Ao tratar da responsabilidade civil do menor de idade, Paulo Afonso Garrido de Paula (14) explica que “O Direito da criança e do adolescente, sob o aspecto objetivo e formal, representa a disciplina das relações jurídicas: entre crianças e adolescentes, de um lado, e de outro, família, sociedade e Estado”. Sustentando que a proteção jurídica no Direito civil busca proteger a criança e o adolescente no exercício de seus direitos, conferindo-os aos seus pais ou responsáveis, dada a impossibilidade do exercício pessoal, ressalta que “o mesmo não se diga da capacidade de adquirir ou contrair obrigações, de vez que as crianças e adolescentes sempre assumiram o peso das normas de caráter repressivo. A capacidade, portanto, sobre óptica paradoxal: impossibilitado de exercer pessoalmente seus direitos civis, mas reconhecidamente capazes para suportar, inclusive fisicamente, as conseqüências das reprimendas estatais”.

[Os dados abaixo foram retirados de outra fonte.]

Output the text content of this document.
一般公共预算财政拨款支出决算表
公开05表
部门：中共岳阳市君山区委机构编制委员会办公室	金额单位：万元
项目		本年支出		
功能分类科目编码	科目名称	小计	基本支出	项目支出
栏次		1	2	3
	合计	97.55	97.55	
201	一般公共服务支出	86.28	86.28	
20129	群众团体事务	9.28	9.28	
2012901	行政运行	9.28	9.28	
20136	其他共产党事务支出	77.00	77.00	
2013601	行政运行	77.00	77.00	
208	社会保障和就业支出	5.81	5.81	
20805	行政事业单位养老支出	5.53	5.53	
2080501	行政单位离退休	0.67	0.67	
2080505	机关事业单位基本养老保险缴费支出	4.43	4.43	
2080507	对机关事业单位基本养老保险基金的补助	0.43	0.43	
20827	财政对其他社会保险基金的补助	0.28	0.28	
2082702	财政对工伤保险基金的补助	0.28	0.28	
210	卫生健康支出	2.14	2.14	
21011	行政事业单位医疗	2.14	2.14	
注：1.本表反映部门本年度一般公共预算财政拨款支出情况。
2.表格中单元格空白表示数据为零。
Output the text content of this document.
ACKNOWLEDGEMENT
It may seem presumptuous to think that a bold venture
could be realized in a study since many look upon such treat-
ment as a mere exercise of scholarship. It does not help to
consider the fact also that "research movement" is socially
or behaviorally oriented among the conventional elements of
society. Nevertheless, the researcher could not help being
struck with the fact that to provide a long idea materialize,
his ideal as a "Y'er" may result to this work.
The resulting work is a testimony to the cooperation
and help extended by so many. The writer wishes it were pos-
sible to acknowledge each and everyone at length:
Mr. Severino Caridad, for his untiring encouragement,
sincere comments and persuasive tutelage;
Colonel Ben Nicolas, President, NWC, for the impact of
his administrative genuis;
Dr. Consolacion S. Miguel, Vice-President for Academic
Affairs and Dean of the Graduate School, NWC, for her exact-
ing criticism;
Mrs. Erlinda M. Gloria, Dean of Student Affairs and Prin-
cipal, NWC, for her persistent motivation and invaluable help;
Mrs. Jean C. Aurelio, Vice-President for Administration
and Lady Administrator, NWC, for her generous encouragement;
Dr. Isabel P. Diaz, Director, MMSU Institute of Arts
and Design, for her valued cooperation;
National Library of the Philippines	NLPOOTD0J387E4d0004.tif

O atual Código Civil, rompendo com o sistema anterior, estabeleceu a responsabilidade subsidiária ou secundária do incapaz, pois os responsáveis imediatos pela reparação serão os pais, tutores ou curadores. Rui Stocco (15) leciona que “se o agente que praticou a ação ou omissão causadora do dano for menor de 16 anos de idade, será considerado absolutamente incapaz, sendo certo, contudo, que, nos termos do artigo 928 do CC (16), responderá pelos prejuízos que causar, se as pessoas por ele responsáveis não tiverem obrigação de fazê-lo ou não dispuserem de meios suficientes. Caso o autor do dano seja maior de 16 e menor de 18 anos de idade, será considerado relativamente incapaz para certos atos da vida civil. Porém o tratamento será o mesmo, ou seja, responderá por atos ilícitos que praticar, nos termos do referido artigo 928″.

Assim, é de se afirmar, mais uma vez, que os atos ilegais praticados pelo menor de idade não estão isentos da aplicação de penas pelo Estado, mas a responsabilidade estará, tão somente, limitada conforme a lei.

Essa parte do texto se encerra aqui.